Hari Laut Sedunia: Tambang Menghantui Kelestarian Laut

by lpm_arena
Print Friendly, PDF & Email

Lpmarena.com-Dalam rangka memperingati hari laut sedunia, Greenpeace mengadakan diskusi berjudul “Terhubung untuk Melindungi Laut” di Green House UIN Sunan Kalijaga, pada Sabtu (15/06). Diskusi dilakukan untuk menyampaikan pentingnya menjaga kelestarian ekosistem laut, sekaligus dalama rangka memperingati Hari Laut Sedunia.

Annisa Dian Ndari, penggerak kampanye kelautan Greenpeace menyampaikan salah satu penyebab kerusakan ekosistem laut adalah pertambangan. Banyak aktivitas tambang yang dilakukan di pulau-pulau kecil Indonesia, padahal sudah ada batas tertentu di mana wilayah tersebut tidak boleh ditambang.

“Hal yang terjadi adalah pulau tersebut ditambang, mulai dari emas, nikel, timah, pasir, jadi sangat kapitalis gitu, apa saja yang bisa dijadiin duit, ya dijadiin duit, padahal sudah ada aturan,” ujar Dian.

Dian juga menceritakan sewaktu berkunjung ke tempat pertambangan, ia melihat perubahan air laut yang tercemar oleh limbah tambang. Terlebih bagi laut Indonesia timur yang merupakan tempat migrasi ikan tuna di mana memiliki nilai ekonomi tinggi.

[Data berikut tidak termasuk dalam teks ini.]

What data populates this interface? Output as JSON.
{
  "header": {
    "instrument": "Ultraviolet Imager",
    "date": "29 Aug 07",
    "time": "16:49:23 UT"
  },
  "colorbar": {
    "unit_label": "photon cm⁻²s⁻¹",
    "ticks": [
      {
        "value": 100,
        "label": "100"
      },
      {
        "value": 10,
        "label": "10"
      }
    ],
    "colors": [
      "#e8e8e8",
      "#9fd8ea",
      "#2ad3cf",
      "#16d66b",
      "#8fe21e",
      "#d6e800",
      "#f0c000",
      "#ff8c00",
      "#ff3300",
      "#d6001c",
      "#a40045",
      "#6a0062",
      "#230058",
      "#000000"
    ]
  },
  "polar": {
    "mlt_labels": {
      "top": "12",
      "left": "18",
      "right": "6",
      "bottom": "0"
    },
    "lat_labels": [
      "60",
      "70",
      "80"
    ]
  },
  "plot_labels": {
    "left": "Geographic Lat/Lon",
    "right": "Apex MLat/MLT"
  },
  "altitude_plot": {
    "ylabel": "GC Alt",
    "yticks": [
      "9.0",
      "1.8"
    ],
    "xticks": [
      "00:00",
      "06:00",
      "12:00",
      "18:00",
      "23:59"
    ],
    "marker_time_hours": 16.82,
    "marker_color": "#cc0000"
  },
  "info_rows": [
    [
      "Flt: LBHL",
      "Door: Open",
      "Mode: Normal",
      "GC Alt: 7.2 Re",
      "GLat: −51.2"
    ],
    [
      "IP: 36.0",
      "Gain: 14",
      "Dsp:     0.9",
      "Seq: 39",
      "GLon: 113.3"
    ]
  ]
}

“Tadinya pulau itu lautnya berwarna biru, ketika ada tambang lalu limbahnya dibuang sembarangan itu airnya jadi coklat keruh,” jelas Dian. “Kita harus menjaga pulau-pulau agar tidak tercemar, sehingga ikan-ikan bisa berkembang biak dan itu mensejahterakan nelayan,” lanjutnya.

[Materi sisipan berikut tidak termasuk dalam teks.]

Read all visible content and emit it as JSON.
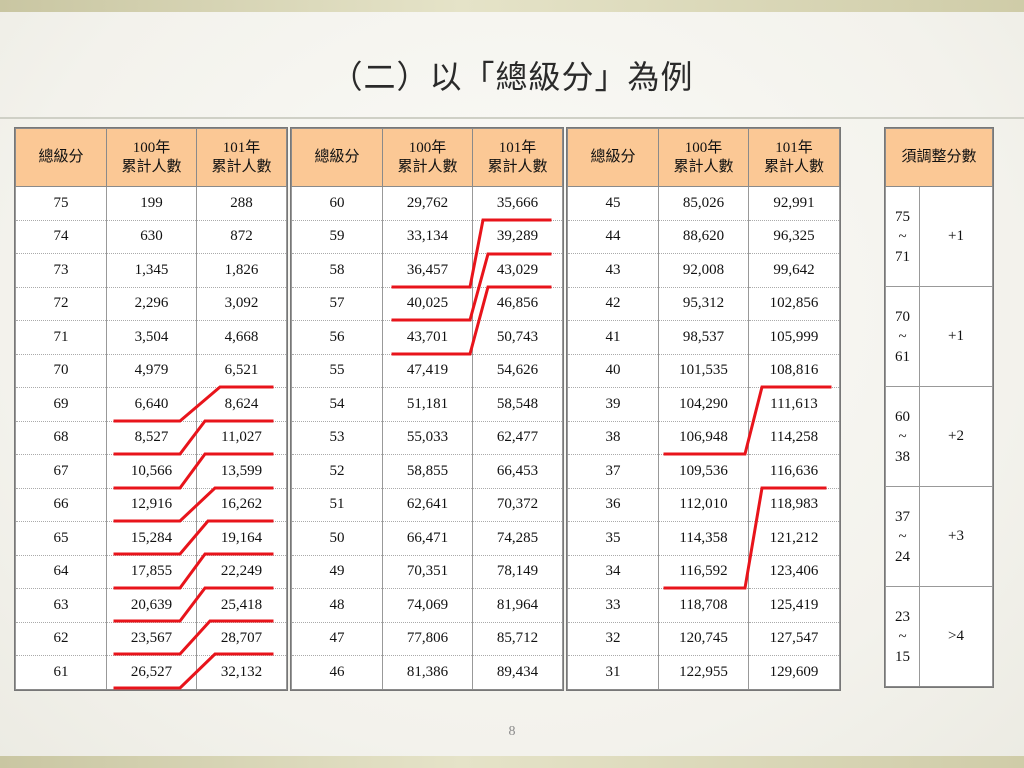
{
  "title": "（二）以「總級分」為例",
  "page_number": "8",
  "headers": {
    "score": "總級分",
    "y100_line1": "100年",
    "y100_line2": "累計人數",
    "y101_line1": "101年",
    "y101_line2": "累計人數",
    "adjust": "須調整分數"
  },
  "tables": [
    {
      "rows": [
        [
          "75",
          "199",
          "288"
        ],
        [
          "74",
          "630",
          "872"
        ],
        [
          "73",
          "1,345",
          "1,826"
        ],
        [
          "72",
          "2,296",
          "3,092"
        ],
        [
          "71",
          "3,504",
          "4,668"
        ],
        [
          "70",
          "4,979",
          "6,521"
        ],
        [
          "69",
          "6,640",
          "8,624"
        ],
        [
          "68",
          "8,527",
          "11,027"
        ],
        [
          "67",
          "10,566",
          "13,599"
        ],
        [
          "66",
          "12,916",
          "16,262"
        ],
        [
          "65",
          "15,284",
          "19,164"
        ],
        [
          "64",
          "17,855",
          "22,249"
        ],
        [
          "63",
          "20,639",
          "25,418"
        ],
        [
          "62",
          "23,567",
          "28,707"
        ],
        [
          "61",
          "26,527",
          "32,132"
        ]
      ]
    },
    {
      "rows": [
        [
          "60",
          "29,762",
          "35,666"
        ],
        [
          "59",
          "33,134",
          "39,289"
        ],
        [
          "58",
          "36,457",
          "43,029"
        ],
        [
          "57",
          "40,025",
          "46,856"
        ],
        [
          "56",
          "43,701",
          "50,743"
        ],
        [
          "55",
          "47,419",
          "54,626"
        ],
        [
          "54",
          "51,181",
          "58,548"
        ],
        [
          "53",
          "55,033",
          "62,477"
        ],
        [
          "52",
          "58,855",
          "66,453"
        ],
        [
          "51",
          "62,641",
          "70,372"
        ],
        [
          "50",
          "66,471",
          "74,285"
        ],
        [
          "49",
          "70,351",
          "78,149"
        ],
        [
          "48",
          "74,069",
          "81,964"
        ],
        [
          "47",
          "77,806",
          "85,712"
        ],
        [
          "46",
          "81,386",
          "89,434"
        ]
      ]
    },
    {
      "rows": [
        [
          "45",
          "85,026",
          "92,991"
        ],
        [
          "44",
          "88,620",
          "96,325"
        ],
        [
          "43",
          "92,008",
          "99,642"
        ],
        [
          "42",
          "95,312",
          "102,856"
        ],
        [
          "41",
          "98,537",
          "105,999"
        ],
        [
          "40",
          "101,535",
          "108,816"
        ],
        [
          "39",
          "104,290",
          "111,613"
        ],
        [
          "38",
          "106,948",
          "114,258"
        ],
        [
          "37",
          "109,536",
          "116,636"
        ],
        [
          "36",
          "112,010",
          "118,983"
        ],
        [
          "35",
          "114,358",
          "121,212"
        ],
        [
          "34",
          "116,592",
          "123,406"
        ],
        [
          "33",
          "118,708",
          "125,419"
        ],
        [
          "32",
          "120,745",
          "127,547"
        ],
        [
          "31",
          "122,955",
          "129,609"
        ]
      ]
    }
  ],
  "adjustments": [
    {
      "range_top": "75",
      "tilde": "~",
      "range_bottom": "71",
      "value": "+1"
    },
    {
      "range_top": "70",
      "tilde": "~",
      "range_bottom": "61",
      "value": "+1"
    },
    {
      "range_top": "60",
      "tilde": "~",
      "range_bottom": "38",
      "value": "+2"
    },
    {
      "range_top": "37",
      "tilde": "~",
      "range_bottom": "24",
      "value": "+3"
    },
    {
      "range_top": "23",
      "tilde": "~",
      "range_bottom": "15",
      "value": ">4"
    }
  ],
  "colors": {
    "header_fill": "#fbc895",
    "marker_red": "#e8141b"
  }
}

Berdasarkan data yang dikeluarkan Jaringan dan Advokasi Tambang (JATAM), terdapat 164 izin tambang di 55 pulau kecil di Indonesia yang berdampak pada kerusakan lingkungan dan membahayakan keselamatan warga.

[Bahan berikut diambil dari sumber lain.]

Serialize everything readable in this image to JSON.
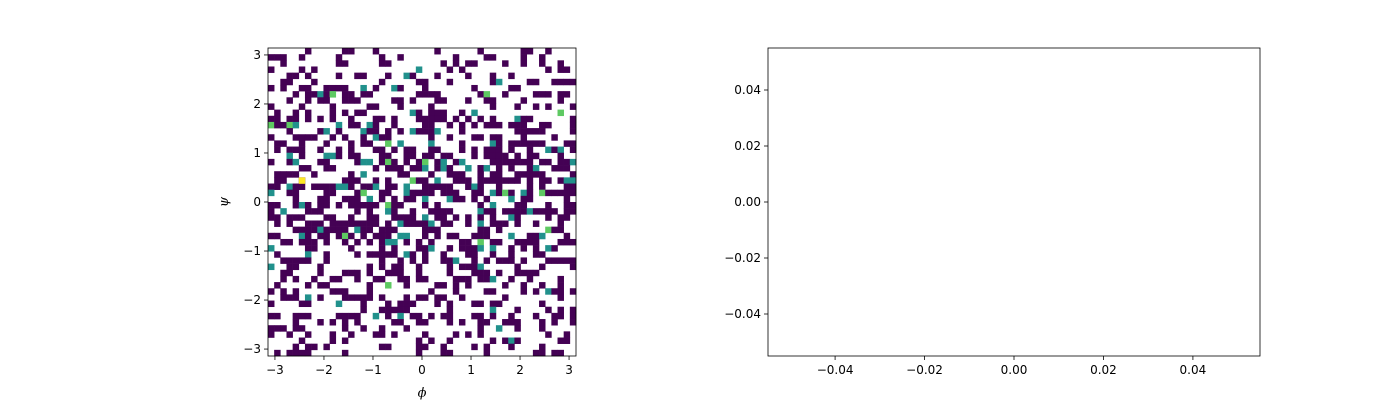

Jika melihat aturan yang berlaku, hal itu melanggar ketentuan hukum. Dalam Pasal 35 Undang-Undang Nomor 27 Tahun 2007 tentang Pengelolaan Wilyah Pesisir dan Pulau-Pulau Kecil tertulis bahwa pembangunan, penambangan pasir atau minyak, dan mineral yang secara ekologis, sosial, dan budaya merusak ekosistem yang ada dan merugikan masyarakat sekitar, tidak boleh dilakukan.

“Yang sering kami temukan juga itu ya tambang ilegal (dan yang) sudah dicabut izinnya, tapi masih ada aktivitas-aktivitas tersebut dan kita melakukan advokasi bersama teman-teman nelayan,” sambung Dian.

Regulasi terkait pertambangan ilegal ini, termaktub dalam Undang-Undang Nomor 3 Tahun 2021 Tentang Pertambangan Mineral dan Batubara. Dalam Pasal 158, disebutkan bahwa sekelompok atau seseorang yang melakukan pertambangan tanpa izin akan dipidana paling lama lima tahun atau denda 100 juta.

Meski begitu, kata Dian, pertambangan masih marak terjadi baik yang legal maupun ilegal.

“Kampanye kami memerangi kasus-kasus pertambangan yang ada di pulau-pulau kecil di mana, wilayahnya itu ada batas-batas tertentu, itu tidak boleh dilakukan aktivitas tambang, tapi yang terjadi adalah pulau tersebut di tambang,” ujar Dian.

Berkaitan dengan menjaga kelestarian ekosistem laut, Greenpeace memiliki unit bernama Ocean Defender yang berarti ‘pembela laut’ untuk mendukung kampanye keberlangsungan bahari.

Jibriel Firman, penggerak literasi Greenpeace, menyampaikan bahwa kampanye mengenai pentingnya menjaga ekosistem laut merupakan pr kaum intelektual. Ia mengajak para aktivis, mahasiswa, komunitas-komunitas peduli lingkungan serta masyarakat yang resah akan kejahatan terhadap ekosistem laut untuk mengampanyekan lewat media massa.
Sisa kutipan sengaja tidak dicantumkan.